1.       The following definitions in Section 1 of the Agreement are amended to read in their entirety as follows:

“’Revolving Credit Maturity Date’ shall mean November 1, 2009.

“’Applicable Fee Percentage” shall mean .0075% per annum.”

“’Applicable Margin’ shall mean as to any Prime-based Advance, one half of one percent (1/2%) per annum and as to any Eurodollar-based Advance, one and eighty eight one hundredths percent (1.88%) per annum.”

“’Prime Based Rate’ shall mean for any day a per annum interest rate which is the greater of (i) the Prime Rate minus the Applicable Margin or (ii) the Alternate Base Rate.”  

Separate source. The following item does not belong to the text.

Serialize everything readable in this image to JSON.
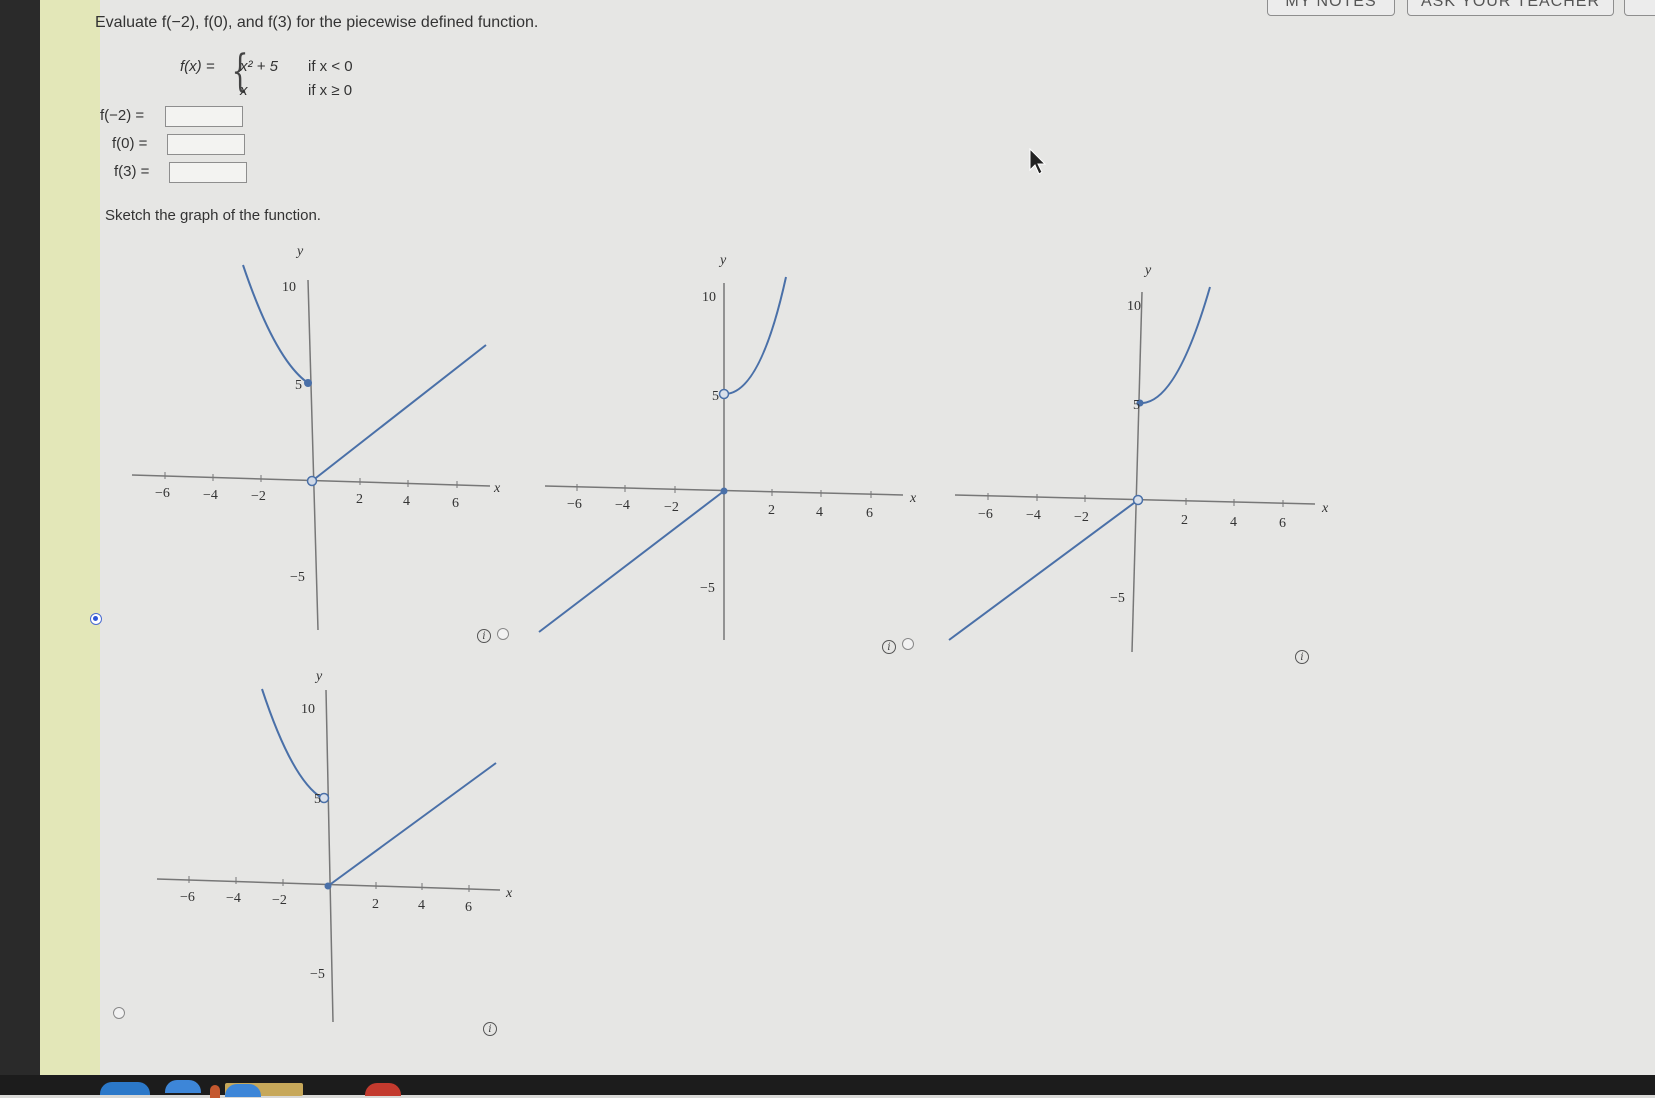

2.       Sections 2.1 and 2.6 of the Agreement are amended to change each reference to “Seven Million Five Hundred Thousand Dollars ($7,500,000)” to read “Six Million Dollars ($6,000,000).”

3.       Section 4.8 of the Agreement and Schedule 1.1 are deleted in their entirety.

4.       Exhibit “B” is deleted and attached Exhibit “B” is substituted in its place.

5.        Company hereby represents and warrants that, after giving effect to the amendments contained herein, (a) execution, delivery and performance of this Amendment and any other documents and instruments required under this Amendment or the Agreement are within Company's corporate powers, have been duly authorized, are not in contravention of law or the terms of Company's Articles of Incorporation or Bylaws, and do not require the consent or approval of any governmental body, agency, or authority; and this Amendment and any other documents and instruments required under this Amendment or the Agreement, will be valid and binding in accordance with their terms; (b) the continuing representations and warranties of Company set forth in Sections 6.1 through 6.5 and 6.7 through 6.12 of the Agreement are true and correct on and as of the date hereof with the same force and effect as made on and as of the date hereof; (c) the continuing representations and warranties of Company set forth in Section 6.6 of the Agreement are true and correct as of the date hereof with respect to the most recent financial statements furnished to the Bank by Company in accordance with Section 7.1 of the Agreement; and (d) no Event of Default (as defined in the Agreement) or condition or event which, with the giving of notice or the running of time, or both, would constitute an Event of Default under the Agreement, as hereby amended, has occurred and is continuing as of the date hereof.